Pondo-se próximas dela, disseram palavras aladas:
"Quem és e donde, anciã, que nasceste entre os homens de outrora?
Qual a razão de partires da pólis, e nem das moradas
Te aproximares? Aqui há mulheres nas casas vultosas,
Velhas assim como tu, bem como outras mais jovens também.
Ambas teriam a ti por amiga em palavras e em atos."
Isso disseram. Então respondeu a senhora das deusas:
"Filhas queridas – quem quer que vós fordes em meio às mulheres –,
Eu vos saúdo e vos digo ademais que não é vergonhoso
Pronunciardes discursos dizendo palavras verazes.
Eu sou chamada Dosó. Deu-me o nome a senhora materna.
Vim logo agora de Creta no dorso comprido do mar,
Mesmo que não o quisesse, forçada em forçosa violência.
Homens ladinos levaram-me embora. Depois, em seguida,
Foram com rápida nau para Tórico. Lá, as mulheres
Desembarcaram em grupos, seguidas por eles,
E preparavam banquete do lado da proa da nau.
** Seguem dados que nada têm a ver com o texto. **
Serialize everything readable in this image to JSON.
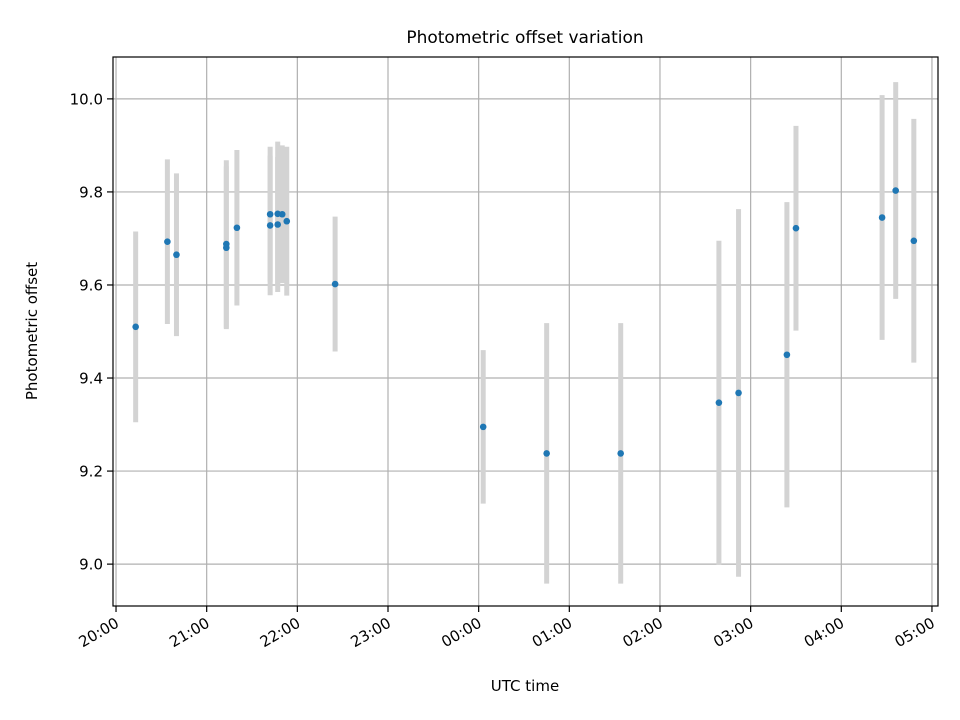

Mas coração não me aprouve o repasto gentil para mente.
Desembarcando em segredo, através da melânica terra,
Eu escapei dos meus mestres soberbos, que enfim não lucrassem
Com minha honra por me carregarem à venda no mar.
Vim para cá dessa forma, uma errante. Tampouco sabia
Qual era a terra e quem eram aqueles que aqui são nascidos.
Que vos concendam contudo os que fazem morada no Olimpo,
Todos, varões que vos sejam esposos, e dar luz a filhos,
Como desejam os pais: mas de mim tende pena, meninas.
Isso me estabelecei claramente, que assim eu o saiba,
Filhas queridas, zelosas, de quem é a casa a que chego?
De qual varão ou senhora? Que assim eu os sirva, zelosa,
Nos afazeres cabíveis a velhas mulheres fazerem.
Para um bebê neonato, levado em meus braços dobrados,
Belo cuidado daria e também manteria o palácio,
Esticaria os lençóis no interior das alcovas bem-feitas
Do meu senhor e os trabalhos iria ensinar às mulheres."
Disse a deidade. Depois, respondeu a virgínea donzela
Dita Calídice, que era a mais bela entre as filhas celeias:
"Mãe, os presentes dos deuses, por mais que soframos à força,
Nós suportamos, humanos, pois são bem mais fortes que nós.
Vou te dizer claramente isso tudo e informar-te por nome
Quais os varões a quem há um enorme poder nesta terra,
Eles que têm o respeito do povo e a mantilha da pólis
Salvam por meio do alvitre e da sua justiça escorreita:
Ambos Triptólemo de resoluta vontade e Diócles,
E Polixeno também junto do irreprovável Eumolpo,
Junto de Dólico bem como de nosso pai varonil.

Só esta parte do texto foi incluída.